Italian companies’ state of health in 2016 turned towards a moderate recovery. As a result, the payment trend improved for all indicators analyzed in the domestic market. DSO dropped below 90, achieving 86 days in 2016 with a two-day decrease. Across Europe however, only Greece scored worse. Another improving indicator is overdue payables, down by 25%. Non-payments in Italy decreased both in frequency (-6%) and severity (-13%) compared to 2015. The value of an average domestic non-payment in Italy is €14,000. Business insolvencies moderated in 2016 for the second consecutive year, down - 9%, but remain more than twice that of 2007 pre-crisis levels.

“Throughout 2016, the lower cost of bank borrowings created by accommodative ECB monetary policy provided significant respite to companies who were able to take advantage of it when selecting investments for business continuity,” said Luca Burrafato, head of Mediterranean, Middle East and Africa Region for Euler Hermes. “In addition, lower oil prices boosted companies’ profitability. The payment improvement is a successful combination of more sound Italian economic indicators and a parallel improvement in operating cashflows – creating a positive impact on overall business solvability.” 
The improving non-payments trend is reflected in most Italian regions, except Latium and Puglia.  

Trade sectors also demonstrated a mainly favorable trend, with the exceptions of 
the textile sector: suffering competition in the low-cost range
the automotive sector: still experiencing spare production capacity though the trend is improving, and 
the transport industry: with historic difficulties in the road transport sector, where Italian companies face dumping practices from foreign competitors. 

In export markets, non-payment indicators are slightly increasing in frequency (+2%) and severity (+8%). 2016 was a very complex year for emerging markets, with an overall slowdown among the main destinations of the Made-in-Italy brand.

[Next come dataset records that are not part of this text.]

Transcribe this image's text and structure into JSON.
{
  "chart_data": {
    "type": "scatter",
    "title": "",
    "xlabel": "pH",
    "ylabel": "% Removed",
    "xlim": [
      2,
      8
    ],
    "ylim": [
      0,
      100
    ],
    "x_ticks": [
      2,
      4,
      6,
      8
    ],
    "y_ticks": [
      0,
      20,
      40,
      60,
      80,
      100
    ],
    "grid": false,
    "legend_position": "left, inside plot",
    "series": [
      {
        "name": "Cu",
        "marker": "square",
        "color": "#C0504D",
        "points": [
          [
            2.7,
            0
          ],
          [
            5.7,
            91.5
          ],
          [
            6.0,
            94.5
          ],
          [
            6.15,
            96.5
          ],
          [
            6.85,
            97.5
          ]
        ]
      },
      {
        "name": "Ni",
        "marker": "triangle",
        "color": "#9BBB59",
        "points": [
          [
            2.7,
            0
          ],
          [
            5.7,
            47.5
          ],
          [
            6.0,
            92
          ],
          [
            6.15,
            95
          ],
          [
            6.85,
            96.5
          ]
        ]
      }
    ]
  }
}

Textiles and clothing, electronics and construction sectors suffered the most abroad. The average value of non-payments to Italian companies rose to €23,000. For the first time since 2012 the export insolvency index (-2%) points to more risks abroad than domestically. Within the top 10 export markets, business insolvencies are expected to increase in Poland (+3%), the U.S. (+1%), UK (+5%), Turkey (+5%) and China (+10%) in 2017.

“Proximity export is one of the main 2017 business strategies,” noted Massimo Reale, Risk director at Euler Hermes Italia. “Almost all sectors are recording an increase in orders from foreign buyers:  the Made-in-Italy brand is on the rise, including sectors that registered the main negative signs in recent years (furniture, shoes). A greater number of supply chains should confirm their positive growth paths (ceramics, food, machinery and equipment) due to internal consumption which is basically positive. Insolvencies should benefit from these overall favorable trends, and are expected to decline further   (-5%) due also to the overall resilience of national production.”